Malcolm X once said about oppression, "The chickens come home to roost."
The tribalism exploited by Kenya's leaders throughout history — the militias, the propaganda — have exploded in the leaders' faces and left the country spinning out of control. Endless tales of hacking next door neighbors with machetes, of mobs chasing innocent people of different tribes into churches and homes, and burning them alive, and clashes using poisoned bows and arrows, are almost daily headlines.
Even this reporter has to be careful. Though I am black American, I am constantly mistaken for a Kikuyu. I have to always wear press credentials (which have been checked by rioters before), and scream that I am American, with my accent, to get people to believe me. I don't even say "asante sana" — "thank you" in Swahili, the national language of Kenya — for fear someone will mistake me as being Kenyan from the "wrong" tribe.
"The political crisis has unleashed historic grievances that will need to be addressed," UN Secretary-General Ban Ki-moon acknowledged on Friday, while lending his hand to the mediation talks being conducted by his predecessor Kofi Annan, in Nairobi.
But so far, addressing those grievances has consisted primarily of leaders of both sides, accusing each other of ethnic cleansing and genocide.
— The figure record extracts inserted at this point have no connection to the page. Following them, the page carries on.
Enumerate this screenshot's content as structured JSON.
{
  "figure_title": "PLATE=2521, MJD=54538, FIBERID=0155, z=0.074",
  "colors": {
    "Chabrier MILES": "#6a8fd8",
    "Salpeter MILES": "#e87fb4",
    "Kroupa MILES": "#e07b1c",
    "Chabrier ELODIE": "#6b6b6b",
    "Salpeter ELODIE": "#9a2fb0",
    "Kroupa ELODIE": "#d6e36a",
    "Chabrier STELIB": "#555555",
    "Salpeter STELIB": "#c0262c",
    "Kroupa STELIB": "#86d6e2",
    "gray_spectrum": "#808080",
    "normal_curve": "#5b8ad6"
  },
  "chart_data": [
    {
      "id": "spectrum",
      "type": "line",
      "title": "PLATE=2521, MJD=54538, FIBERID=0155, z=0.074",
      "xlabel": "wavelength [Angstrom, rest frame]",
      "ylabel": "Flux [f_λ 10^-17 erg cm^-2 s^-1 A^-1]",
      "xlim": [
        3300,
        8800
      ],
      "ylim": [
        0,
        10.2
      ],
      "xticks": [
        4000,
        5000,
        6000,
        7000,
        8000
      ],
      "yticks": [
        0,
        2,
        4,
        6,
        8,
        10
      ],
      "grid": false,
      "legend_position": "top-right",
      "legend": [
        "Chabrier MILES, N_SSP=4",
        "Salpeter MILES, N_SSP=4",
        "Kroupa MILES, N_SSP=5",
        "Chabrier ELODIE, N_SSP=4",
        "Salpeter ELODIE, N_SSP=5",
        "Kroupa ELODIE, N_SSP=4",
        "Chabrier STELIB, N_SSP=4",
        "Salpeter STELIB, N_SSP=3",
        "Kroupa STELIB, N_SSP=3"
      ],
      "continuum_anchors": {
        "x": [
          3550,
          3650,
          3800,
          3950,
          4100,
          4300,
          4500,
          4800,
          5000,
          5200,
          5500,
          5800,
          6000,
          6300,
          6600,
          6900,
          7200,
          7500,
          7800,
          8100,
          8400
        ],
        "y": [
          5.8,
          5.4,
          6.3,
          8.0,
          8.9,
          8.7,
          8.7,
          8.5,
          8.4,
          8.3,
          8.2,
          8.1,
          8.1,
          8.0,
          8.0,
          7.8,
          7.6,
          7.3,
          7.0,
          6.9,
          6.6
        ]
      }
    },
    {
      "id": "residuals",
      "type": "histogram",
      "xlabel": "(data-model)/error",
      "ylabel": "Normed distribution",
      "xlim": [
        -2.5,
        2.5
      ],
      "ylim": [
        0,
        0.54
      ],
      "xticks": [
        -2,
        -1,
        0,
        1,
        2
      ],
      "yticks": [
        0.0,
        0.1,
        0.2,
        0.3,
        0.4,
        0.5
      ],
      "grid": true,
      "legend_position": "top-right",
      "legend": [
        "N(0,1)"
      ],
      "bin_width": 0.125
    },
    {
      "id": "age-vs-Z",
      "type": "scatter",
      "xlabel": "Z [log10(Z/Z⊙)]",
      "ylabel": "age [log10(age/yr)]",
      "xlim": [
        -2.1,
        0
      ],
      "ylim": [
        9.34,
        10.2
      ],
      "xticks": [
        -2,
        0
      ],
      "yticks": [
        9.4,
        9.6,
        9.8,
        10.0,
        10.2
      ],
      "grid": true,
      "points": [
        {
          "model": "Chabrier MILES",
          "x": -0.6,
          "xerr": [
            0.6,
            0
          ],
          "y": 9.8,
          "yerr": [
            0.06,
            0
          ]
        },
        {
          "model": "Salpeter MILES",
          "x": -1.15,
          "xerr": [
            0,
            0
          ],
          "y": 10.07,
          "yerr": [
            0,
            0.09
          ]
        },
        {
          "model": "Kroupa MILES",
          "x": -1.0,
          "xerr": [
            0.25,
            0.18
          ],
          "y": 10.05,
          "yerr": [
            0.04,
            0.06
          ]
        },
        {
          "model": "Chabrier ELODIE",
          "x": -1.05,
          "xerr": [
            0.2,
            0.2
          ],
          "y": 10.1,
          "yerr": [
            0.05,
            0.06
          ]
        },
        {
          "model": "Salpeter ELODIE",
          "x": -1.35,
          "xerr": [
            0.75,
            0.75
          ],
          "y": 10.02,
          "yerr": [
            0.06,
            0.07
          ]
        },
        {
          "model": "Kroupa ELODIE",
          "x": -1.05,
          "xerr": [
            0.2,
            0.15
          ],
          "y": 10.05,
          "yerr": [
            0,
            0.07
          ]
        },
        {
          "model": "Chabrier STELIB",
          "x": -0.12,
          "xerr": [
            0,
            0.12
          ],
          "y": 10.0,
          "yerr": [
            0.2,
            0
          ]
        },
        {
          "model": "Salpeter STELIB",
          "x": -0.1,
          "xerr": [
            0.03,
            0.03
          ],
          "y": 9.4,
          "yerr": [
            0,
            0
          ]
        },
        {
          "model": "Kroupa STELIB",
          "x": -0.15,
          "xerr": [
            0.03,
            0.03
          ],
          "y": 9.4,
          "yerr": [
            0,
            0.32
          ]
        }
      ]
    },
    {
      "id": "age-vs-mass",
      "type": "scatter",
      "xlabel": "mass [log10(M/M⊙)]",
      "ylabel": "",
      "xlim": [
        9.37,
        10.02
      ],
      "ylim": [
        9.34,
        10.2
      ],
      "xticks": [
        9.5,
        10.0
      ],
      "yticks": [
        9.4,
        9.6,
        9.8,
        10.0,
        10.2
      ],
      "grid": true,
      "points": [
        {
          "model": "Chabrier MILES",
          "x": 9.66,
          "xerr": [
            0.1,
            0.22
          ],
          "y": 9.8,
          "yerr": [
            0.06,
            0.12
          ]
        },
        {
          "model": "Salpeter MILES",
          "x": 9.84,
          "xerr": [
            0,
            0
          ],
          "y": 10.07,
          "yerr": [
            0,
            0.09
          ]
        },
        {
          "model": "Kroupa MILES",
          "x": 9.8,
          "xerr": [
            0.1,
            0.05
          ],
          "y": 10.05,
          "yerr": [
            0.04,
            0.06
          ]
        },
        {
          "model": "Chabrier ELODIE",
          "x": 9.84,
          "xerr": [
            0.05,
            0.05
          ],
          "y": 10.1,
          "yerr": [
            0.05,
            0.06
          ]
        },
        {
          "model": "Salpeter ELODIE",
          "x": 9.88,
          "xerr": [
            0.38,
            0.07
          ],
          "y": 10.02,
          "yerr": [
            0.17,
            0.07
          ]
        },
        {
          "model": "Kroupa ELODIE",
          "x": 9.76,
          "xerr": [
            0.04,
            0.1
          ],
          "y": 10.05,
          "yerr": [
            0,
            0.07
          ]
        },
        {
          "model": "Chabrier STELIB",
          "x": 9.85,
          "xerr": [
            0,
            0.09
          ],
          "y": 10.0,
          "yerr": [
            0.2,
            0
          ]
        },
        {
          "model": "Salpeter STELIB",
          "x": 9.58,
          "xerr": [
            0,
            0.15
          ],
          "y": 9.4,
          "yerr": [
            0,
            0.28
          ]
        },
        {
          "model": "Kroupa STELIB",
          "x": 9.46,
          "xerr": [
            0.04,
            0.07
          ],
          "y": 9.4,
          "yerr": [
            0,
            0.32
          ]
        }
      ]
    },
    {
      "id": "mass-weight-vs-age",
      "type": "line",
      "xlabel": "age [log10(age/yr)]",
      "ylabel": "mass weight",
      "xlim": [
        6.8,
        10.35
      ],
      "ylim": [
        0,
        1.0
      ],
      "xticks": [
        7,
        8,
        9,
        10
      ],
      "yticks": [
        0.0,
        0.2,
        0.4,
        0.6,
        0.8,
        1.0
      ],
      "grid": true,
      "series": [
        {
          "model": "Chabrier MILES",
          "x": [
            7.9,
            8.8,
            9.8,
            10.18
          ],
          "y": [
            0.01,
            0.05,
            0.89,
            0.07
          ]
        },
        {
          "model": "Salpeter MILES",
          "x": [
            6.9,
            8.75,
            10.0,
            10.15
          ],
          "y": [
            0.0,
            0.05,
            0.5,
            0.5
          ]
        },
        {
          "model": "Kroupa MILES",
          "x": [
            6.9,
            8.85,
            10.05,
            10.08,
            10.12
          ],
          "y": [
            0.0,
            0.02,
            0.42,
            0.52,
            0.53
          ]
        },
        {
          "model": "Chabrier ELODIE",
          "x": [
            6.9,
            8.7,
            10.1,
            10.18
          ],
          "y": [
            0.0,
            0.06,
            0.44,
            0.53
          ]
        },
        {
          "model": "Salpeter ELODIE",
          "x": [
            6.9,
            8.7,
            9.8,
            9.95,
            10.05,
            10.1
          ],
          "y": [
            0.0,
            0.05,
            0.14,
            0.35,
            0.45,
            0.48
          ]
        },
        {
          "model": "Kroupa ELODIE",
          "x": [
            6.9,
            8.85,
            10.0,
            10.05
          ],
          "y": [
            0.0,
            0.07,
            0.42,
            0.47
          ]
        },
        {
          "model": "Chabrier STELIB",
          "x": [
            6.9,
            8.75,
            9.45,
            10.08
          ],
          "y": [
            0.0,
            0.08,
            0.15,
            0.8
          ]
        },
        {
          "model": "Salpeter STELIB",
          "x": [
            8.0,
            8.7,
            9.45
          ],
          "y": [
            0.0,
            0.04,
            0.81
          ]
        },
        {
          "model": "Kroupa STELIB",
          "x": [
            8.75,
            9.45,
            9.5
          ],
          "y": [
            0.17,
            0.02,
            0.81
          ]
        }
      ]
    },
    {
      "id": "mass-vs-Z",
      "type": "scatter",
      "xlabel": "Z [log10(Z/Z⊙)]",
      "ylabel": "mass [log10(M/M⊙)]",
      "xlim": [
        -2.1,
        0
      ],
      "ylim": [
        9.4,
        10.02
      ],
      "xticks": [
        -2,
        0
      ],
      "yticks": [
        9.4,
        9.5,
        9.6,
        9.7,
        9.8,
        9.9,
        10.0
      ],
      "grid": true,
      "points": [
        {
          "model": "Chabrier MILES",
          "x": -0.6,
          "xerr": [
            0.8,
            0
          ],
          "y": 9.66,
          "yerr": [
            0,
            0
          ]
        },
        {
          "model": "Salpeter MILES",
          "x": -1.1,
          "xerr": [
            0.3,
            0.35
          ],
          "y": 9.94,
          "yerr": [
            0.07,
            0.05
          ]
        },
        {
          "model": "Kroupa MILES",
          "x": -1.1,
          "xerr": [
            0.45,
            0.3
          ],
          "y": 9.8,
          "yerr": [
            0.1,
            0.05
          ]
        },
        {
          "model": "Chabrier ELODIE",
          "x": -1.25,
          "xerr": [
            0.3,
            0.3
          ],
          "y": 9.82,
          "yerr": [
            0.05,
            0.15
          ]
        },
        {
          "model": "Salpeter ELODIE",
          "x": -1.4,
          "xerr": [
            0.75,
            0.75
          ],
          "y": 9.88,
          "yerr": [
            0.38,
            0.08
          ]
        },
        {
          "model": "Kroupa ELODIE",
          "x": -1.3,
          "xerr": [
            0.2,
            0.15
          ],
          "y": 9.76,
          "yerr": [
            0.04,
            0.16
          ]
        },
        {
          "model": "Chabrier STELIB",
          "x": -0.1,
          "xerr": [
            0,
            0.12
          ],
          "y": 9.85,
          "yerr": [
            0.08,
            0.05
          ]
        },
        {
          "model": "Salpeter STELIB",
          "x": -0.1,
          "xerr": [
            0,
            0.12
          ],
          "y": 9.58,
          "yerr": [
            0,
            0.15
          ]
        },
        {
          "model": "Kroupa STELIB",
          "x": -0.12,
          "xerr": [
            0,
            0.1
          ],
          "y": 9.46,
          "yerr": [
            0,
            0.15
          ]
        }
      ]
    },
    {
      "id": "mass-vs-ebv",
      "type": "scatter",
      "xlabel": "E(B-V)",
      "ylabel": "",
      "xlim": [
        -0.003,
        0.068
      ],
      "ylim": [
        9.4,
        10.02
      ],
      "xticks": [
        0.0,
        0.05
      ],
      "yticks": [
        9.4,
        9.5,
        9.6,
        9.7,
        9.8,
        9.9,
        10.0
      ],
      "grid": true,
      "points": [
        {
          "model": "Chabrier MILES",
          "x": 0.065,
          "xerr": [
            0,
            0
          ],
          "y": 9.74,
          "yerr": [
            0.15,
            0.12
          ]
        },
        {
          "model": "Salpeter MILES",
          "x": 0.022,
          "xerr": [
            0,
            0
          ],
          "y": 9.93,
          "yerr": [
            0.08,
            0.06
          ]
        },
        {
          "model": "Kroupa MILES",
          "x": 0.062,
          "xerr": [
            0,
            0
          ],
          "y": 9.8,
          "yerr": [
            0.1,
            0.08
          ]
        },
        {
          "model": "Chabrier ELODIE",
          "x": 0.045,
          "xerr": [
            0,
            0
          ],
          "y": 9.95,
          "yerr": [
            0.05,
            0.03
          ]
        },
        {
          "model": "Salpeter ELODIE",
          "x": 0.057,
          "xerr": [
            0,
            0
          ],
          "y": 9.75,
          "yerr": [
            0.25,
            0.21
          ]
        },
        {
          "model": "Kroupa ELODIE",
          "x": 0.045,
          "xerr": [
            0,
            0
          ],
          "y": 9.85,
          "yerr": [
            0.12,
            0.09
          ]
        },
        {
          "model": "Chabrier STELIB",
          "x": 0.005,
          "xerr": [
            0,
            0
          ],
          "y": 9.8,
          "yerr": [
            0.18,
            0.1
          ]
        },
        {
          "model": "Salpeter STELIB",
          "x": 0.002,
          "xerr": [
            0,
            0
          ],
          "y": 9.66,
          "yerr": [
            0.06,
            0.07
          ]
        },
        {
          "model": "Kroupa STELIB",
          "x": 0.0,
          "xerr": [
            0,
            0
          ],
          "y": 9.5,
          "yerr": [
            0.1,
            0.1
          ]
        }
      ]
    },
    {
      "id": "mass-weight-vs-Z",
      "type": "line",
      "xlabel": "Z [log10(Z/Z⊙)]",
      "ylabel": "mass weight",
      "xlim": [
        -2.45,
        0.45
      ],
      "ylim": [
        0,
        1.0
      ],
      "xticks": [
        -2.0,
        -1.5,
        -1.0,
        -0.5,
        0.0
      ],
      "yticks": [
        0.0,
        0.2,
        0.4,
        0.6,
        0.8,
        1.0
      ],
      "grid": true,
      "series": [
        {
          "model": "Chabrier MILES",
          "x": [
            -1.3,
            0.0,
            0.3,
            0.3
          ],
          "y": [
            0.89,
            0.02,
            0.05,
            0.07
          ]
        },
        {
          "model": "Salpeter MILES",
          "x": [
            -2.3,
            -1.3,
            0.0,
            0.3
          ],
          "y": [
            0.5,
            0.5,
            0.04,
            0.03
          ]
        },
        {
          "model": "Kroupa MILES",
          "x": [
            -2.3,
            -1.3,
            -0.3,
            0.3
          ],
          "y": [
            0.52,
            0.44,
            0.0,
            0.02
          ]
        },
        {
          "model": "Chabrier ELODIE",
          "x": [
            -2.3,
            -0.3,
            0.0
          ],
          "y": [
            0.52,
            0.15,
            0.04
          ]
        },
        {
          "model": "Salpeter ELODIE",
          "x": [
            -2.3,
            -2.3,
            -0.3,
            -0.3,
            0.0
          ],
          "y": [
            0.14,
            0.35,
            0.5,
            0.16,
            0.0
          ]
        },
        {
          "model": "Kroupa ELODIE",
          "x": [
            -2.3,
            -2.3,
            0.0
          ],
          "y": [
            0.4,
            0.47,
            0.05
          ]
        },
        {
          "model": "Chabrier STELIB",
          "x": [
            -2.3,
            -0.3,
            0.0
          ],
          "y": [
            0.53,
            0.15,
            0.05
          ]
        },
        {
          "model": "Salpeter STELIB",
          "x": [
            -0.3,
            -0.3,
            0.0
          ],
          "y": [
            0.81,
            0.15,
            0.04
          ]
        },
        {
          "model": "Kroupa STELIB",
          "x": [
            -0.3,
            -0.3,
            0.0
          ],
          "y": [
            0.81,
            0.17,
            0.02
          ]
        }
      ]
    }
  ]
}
They have agreed to come up with a plan to end the violence within the next two weeks, but there are daily squabbles in the mediation. On Monday, the opposition objected to a statement by Kenya's President Mwai Kibaki, that the opposition should challenge the results of the elections in court, and the government rejected the lead mediator chosen by Annan, because they deemed him as having business dealings with Odinga, a charge both deny.
And while they continue mediation, hundreds of thousands of Kenyans have lost their homes, their possessions, and some, their lives. As Nancy Wanjeri, a displaced Kikuyu, whose husband was savagely attacked by her neighbors before their home was burned down, said, she wishes all Kenyans could see this as a political problem, instead of by tribe.
Wanjeri and her family were from the Mathare slum, living as poor as the Luo neighbors who attacked them. "I am not Kibaki, I don't even know Kibaki," she said in frustration. "You don't know Raila. Why are you fighting me? We're all Kenyan."